1 #-*-coding:utf-8-*-2 __author__='Alex Li'3 4 ImportSYS5 Print(Sys.getdefaultencoding ())6 7 8msg ="I love Beijing Tian ' an gate"9msg_gb2312 = Msg.decode ("Utf-8"). Encode ("gb2312")TenGB2312_TO_GBK = Msg_gb2312.decode ("GBK"). Encode ("GBK") One  A Print(msg) - Print(msg_gb2312) - Print(GB2312_TO_GBK)
In Python2
1 #-*-coding:gb2312-*-#这个也可以去掉2 __author__='Alex Li'3 4 ImportSYS5 Print(Sys.getdefaultencoding ())6 7 8msg ="I love Beijing Tian ' an gate"9 #msg_gb2312 = Msg.decode ("Utf-8"). Encode ("gb2312")Tenmsg_gb2312 = Msg.encode ("gb2312")#The default is Unicode, no more decode, hi Big Ben OneGb2312_to_unicode = Msg_gb2312.decode ("gb2312") AGb2312_to_utf8 = Msg_gb2312.decode ("gb2312"). Encode ("Utf-8") -  - Print(msg) the Print(msg_gb2312) - Print(Gb2312_to_unicode) - Print(Gb2312_to_utf8)
In Python3

004-python Basics-Character encoding and transcoding

Related Article

Contact Us

The content source of this page is from Internet, which doesn't represent Alibaba Cloud's opinion; products and services mentioned on that page don't have any relationship with Alibaba Cloud. If the content of the page makes you feel confusing, please write us an email, we will handle the problem within 5 days after receiving your email.

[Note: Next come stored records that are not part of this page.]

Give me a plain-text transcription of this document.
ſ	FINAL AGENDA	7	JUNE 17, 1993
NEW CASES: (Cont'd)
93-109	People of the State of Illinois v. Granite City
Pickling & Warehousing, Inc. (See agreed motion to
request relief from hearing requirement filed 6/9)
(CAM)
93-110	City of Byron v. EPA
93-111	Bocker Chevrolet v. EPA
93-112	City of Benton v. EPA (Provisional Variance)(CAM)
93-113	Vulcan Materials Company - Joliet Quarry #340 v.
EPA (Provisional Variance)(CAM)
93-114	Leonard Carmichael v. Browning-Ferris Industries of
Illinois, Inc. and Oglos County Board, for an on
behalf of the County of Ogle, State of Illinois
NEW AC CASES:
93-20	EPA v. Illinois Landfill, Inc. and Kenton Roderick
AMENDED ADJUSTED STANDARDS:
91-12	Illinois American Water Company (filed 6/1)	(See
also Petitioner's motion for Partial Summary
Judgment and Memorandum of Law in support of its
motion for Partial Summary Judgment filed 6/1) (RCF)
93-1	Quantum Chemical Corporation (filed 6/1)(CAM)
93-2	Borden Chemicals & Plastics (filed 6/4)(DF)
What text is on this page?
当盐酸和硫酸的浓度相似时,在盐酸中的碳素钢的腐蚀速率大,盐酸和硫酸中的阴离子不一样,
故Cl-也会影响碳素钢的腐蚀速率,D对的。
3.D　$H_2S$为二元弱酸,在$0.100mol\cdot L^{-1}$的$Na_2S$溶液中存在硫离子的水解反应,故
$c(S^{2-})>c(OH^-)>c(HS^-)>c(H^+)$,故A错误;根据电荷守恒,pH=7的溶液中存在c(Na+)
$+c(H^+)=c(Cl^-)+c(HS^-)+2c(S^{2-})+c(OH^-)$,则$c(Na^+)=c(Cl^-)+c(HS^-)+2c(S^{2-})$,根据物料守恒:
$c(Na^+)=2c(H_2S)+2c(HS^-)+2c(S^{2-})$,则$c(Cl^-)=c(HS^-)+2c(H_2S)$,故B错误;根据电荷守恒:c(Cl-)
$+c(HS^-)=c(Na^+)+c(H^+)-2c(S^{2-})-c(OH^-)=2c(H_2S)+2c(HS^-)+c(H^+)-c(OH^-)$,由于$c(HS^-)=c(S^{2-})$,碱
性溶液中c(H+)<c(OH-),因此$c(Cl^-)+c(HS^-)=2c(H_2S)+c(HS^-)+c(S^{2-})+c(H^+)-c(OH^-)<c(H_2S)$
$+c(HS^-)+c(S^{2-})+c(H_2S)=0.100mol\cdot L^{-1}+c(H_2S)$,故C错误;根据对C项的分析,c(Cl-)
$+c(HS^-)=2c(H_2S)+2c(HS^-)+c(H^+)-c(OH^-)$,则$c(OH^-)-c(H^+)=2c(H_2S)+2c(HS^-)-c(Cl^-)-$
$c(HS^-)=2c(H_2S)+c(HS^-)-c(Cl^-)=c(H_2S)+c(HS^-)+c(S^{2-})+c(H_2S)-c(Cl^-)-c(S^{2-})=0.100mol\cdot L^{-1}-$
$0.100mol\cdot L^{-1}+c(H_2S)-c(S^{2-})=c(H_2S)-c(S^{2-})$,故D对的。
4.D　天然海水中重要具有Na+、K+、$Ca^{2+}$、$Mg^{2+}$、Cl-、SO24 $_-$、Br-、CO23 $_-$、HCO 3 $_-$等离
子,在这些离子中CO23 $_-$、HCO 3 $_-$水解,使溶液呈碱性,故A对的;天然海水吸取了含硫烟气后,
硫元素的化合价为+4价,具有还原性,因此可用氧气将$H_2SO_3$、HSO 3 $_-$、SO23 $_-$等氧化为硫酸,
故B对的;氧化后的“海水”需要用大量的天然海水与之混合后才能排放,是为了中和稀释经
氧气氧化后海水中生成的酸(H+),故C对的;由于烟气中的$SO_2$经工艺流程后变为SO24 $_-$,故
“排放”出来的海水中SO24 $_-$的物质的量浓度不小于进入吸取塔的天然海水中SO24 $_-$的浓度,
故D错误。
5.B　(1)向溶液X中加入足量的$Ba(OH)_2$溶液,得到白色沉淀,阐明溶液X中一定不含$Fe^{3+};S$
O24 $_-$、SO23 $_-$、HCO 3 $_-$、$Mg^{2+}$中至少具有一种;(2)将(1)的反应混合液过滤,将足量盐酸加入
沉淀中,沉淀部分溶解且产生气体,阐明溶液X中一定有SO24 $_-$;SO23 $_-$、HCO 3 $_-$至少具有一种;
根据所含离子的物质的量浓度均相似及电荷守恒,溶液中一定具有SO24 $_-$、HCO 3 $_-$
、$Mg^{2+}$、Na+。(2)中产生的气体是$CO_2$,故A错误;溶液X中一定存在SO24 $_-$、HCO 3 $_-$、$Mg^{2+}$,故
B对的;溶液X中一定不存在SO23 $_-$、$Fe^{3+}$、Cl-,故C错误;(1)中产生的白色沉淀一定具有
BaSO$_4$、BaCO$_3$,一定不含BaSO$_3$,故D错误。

If you find any instances of plagiarism from the community, please send an email to: info-contact@alibabacloud.com and provide relevant evidence. A staff member will contact you within 5 working days.

A Free Trial That Lets You Build Big!

Start building with 50+ products and up to 12 months usage for Elastic Compute Service

  • Sales Support

    1 on 1 presale consultation

  • After-Sales Support

    24/7 Technical Support 6 Free Tickets per Quarter Faster Response

  • Alibaba Cloud offers highly flexible support services tailored to meet your exact needs.